Queen of Sambhupura
- Reign: c. 1st-quarter of the 8th-century
- Successor: Nṛpatendradevī

Queen consort of Lower Chenla (Water Chenla)
- Tenure: c. 8th-century
- Spouse: Pushkaraksha [fr]
- Issue: Shambhuvarman [fr] Nṛpatendradevī

= Indrani of Sambhupura =

Indrani (8th-century), was a queen regnant of Sambhupura in Chenla in Cambodian history. She was also the queen of Pushkaraksha, the king of Lower Chenla.

Sambhupura, the chief principality in the middle Mekong portion of Cambodia at this time, had its own dynasty in its 8th-century. Indrani was the heiress of the Sambhupura polity in Cambodia. She married Pushkaraksha (also known as Indraloka), who was possibly the successor and son of queen Jayadevi.

Pushkaraksha, the ruler of Lower Chenla, is said to have married the reigning queen of Sambhupura. Pushkaraksha, Indrani's spouse, became King consort of Sambhupura when they married, but it is clear that she was a queen regnant and monarch by her own right.
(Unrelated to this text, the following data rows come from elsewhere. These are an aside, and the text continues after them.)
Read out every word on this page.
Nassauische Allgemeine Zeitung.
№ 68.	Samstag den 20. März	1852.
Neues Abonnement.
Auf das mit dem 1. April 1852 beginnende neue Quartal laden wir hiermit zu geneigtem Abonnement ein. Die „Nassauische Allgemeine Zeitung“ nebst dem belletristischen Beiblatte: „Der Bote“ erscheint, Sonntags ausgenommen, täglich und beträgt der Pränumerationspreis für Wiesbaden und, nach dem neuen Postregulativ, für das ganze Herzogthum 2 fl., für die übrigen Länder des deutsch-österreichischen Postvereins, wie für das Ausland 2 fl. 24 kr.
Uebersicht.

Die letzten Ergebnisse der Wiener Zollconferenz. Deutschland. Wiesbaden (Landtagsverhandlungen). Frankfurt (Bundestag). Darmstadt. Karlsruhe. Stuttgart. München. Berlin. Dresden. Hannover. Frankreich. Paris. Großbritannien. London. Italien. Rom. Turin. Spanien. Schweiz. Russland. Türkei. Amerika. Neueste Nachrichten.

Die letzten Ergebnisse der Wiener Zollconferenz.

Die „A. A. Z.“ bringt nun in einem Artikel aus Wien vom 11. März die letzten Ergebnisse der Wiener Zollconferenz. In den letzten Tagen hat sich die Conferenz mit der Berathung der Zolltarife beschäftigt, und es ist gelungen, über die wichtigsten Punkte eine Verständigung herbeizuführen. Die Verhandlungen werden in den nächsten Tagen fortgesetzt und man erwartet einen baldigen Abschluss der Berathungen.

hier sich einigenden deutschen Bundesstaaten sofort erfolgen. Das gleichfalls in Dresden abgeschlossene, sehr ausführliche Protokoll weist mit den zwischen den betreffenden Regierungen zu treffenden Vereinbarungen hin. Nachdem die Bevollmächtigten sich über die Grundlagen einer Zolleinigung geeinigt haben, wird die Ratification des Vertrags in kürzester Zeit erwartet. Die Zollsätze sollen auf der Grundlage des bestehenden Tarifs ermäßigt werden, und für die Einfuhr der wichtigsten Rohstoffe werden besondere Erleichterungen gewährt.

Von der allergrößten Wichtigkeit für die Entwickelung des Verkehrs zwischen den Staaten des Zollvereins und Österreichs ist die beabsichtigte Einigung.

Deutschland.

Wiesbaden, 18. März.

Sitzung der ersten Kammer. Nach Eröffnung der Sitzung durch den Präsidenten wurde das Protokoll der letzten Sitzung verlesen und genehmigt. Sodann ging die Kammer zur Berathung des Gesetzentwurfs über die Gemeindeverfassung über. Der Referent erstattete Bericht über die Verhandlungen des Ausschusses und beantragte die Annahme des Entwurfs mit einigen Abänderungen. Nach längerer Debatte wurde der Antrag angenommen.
She had a son, prince Shambhuvarman (Rudravarman), and a daughter, princess Nṛpatendradevī. Her son married princess Narendradevi (II) of Chenla, the daughter of his father's sister Narendradevi I, and her daughter Nṛpatendradevī succeeded her on the throne and married her brothers' son.
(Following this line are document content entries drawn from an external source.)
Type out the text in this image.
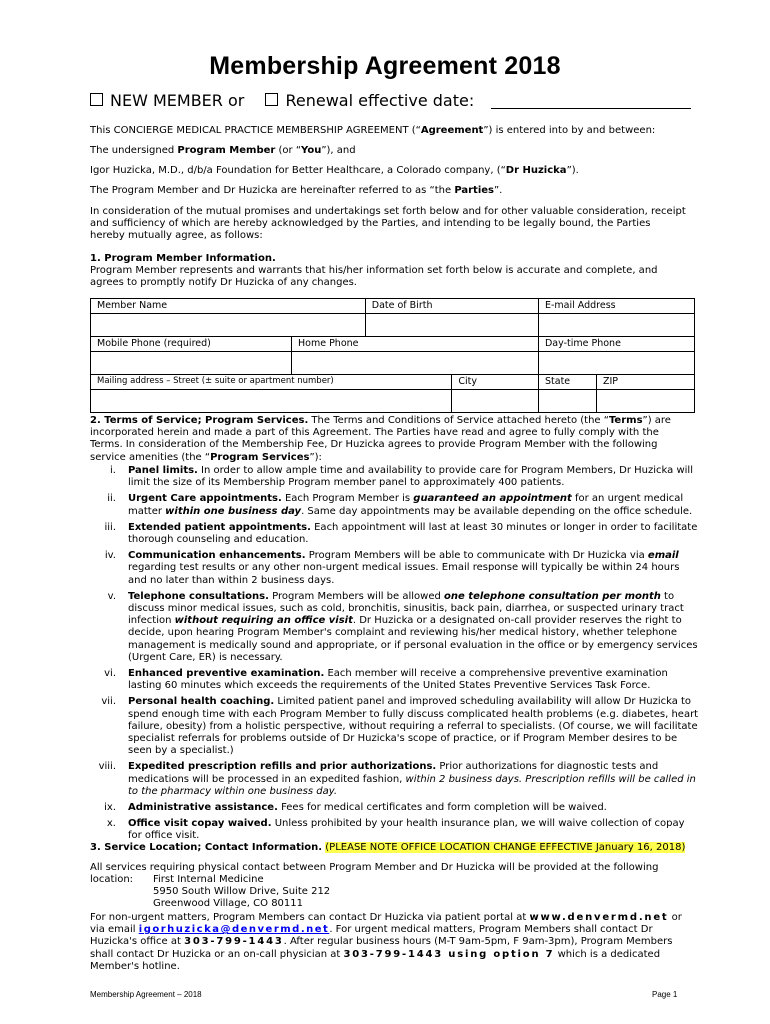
Membership Agreement 2018
NEW MEMBER or	Renewal effective date:
This CONCIERGE MEDICAL PRACTICE MEMBERSHIP AGREEMENT (“Agreement”) is entered into by and between:
The undersigned Program Member (or “You”), and
Igor Huzicka, M.D., d/b/a Foundation for Better Healthcare, a Colorado company, (“Dr Huzicka”).
The Program Member and Dr Huzicka are hereinafter referred to as “the Parties”.
In consideration of the mutual promises and undertakings set forth below and for other valuable consideration, receipt and sufficiency of which are hereby acknowledged by the Parties, and intending to be legally bound, the Parties hereby mutually agree, as follows:
1. Program Member Information.
Program Member represents and warrants that his/her information set forth below is accurate and complete, and agrees to promptly notify Dr Huzicka of any changes.
Member Name		Date of Birth		E-mail Address	

Mobile Phone (required)	Home Phone			Day-time Phone	

Mailing address – Street (± suite or apartment number)			City	State	ZIP

2. Terms of Service; Program Services. The Terms and Conditions of Service attached hereto (the “Terms”) are incorporated herein and made a part of this Agreement. The Parties have read and agree to fully comply with the Terms. In consideration of the Membership Fee, Dr Huzicka agrees to provide Program Member with the following service amenities (the “Program Services”):
i. Panel limits. In order to allow ample time and availability to provide care for Program Members, Dr Huzicka will limit the size of its Membership Program member panel to approximately 400 patients.
ii. Urgent Care appointments. Each Program Member is guaranteed an appointment for an urgent medical matter within one business day. Same day appointments may be available depending on the office schedule.
iii. Extended patient appointments. Each appointment will last at least 30 minutes or longer in order to facilitate thorough counseling and education.
iv. Communication enhancements. Program Members will be able to communicate with Dr Huzicka via email regarding test results or any other non-urgent medical issues. Email response will typically be within 24 hours and no later than within 2 business days.
v. Telephone consultations. Program Members will be allowed one telephone consultation per month to discuss minor medical issues, such as cold, bronchitis, sinusitis, back pain, diarrhea, or suspected urinary tract infection without requiring an office visit. Dr Huzicka or a designated on-call provider reserves the right to decide, upon hearing Program Member's complaint and reviewing his/her medical history, whether telephone management is medically sound and appropriate, or if personal evaluation in the office or by emergency services (Urgent Care, ER) is necessary.
vi. Enhanced preventive examination. Each member will receive a comprehensive preventive examination lasting 60 minutes which exceeds the requirements of the United States Preventive Services Task Force.
vii. Personal health coaching. Limited patient panel and improved scheduling availability will allow Dr Huzicka to spend enough time with each Program Member to fully discuss complicated health problems (e.g. diabetes, heart failure, obesity) from a holistic perspective, without requiring a referral to specialists. (Of course, we will facilitate specialist referrals for problems outside of Dr Huzicka's scope of practice, or if Program Member desires to be seen by a specialist.)
viii. Expedited prescription refills and prior authorizations. Prior authorizations for diagnostic tests and medications will be processed in an expedited fashion, within 2 business days. Prescription refills will be called in to the pharmacy within one business day.
ix. Administrative assistance. Fees for medical certificates and form completion will be waived.
x. Office visit copay waived. Unless prohibited by your health insurance plan, we will waive collection of copay for office visit.
3. Service Location; Contact Information. (PLEASE NOTE OFFICE LOCATION CHANGE EFFECTIVE January 16, 2018)
All services requiring physical contact between Program Member and Dr Huzicka will be provided at the following location:	First Internal Medicine
5950 South Willow Drive, Suite 212
Greenwood Village, CO 80111
For non-urgent matters, Program Members can contact Dr Huzicka via patient portal at www.denvermd.net or via email igorhuzicka@denvermd.net. For urgent medical matters, Program Members shall contact Dr Huzicka's office at 303-799-1443. After regular business hours (M-T 9am-5pm, F 9am-3pm), Program Members shall contact Dr Huzicka or an on-call physician at 303-799-1443 using option 7 which is a dedicated Member's hotline.
Membership Agreement – 2018	Page 1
Queen Indrani was acknowledged and honored as a ruler and monarch in her own right for centuries after her death. An inscription dated 860, commissioned during the reign of Jayavarman III, mentions ‘the land of vrah kamraten an Indrani’. Her great-grandchild king Indravarman I (r. 877–889) erected a statue of ‘the queen of Indraloka, Indrani’, at the Bakong monument before 881.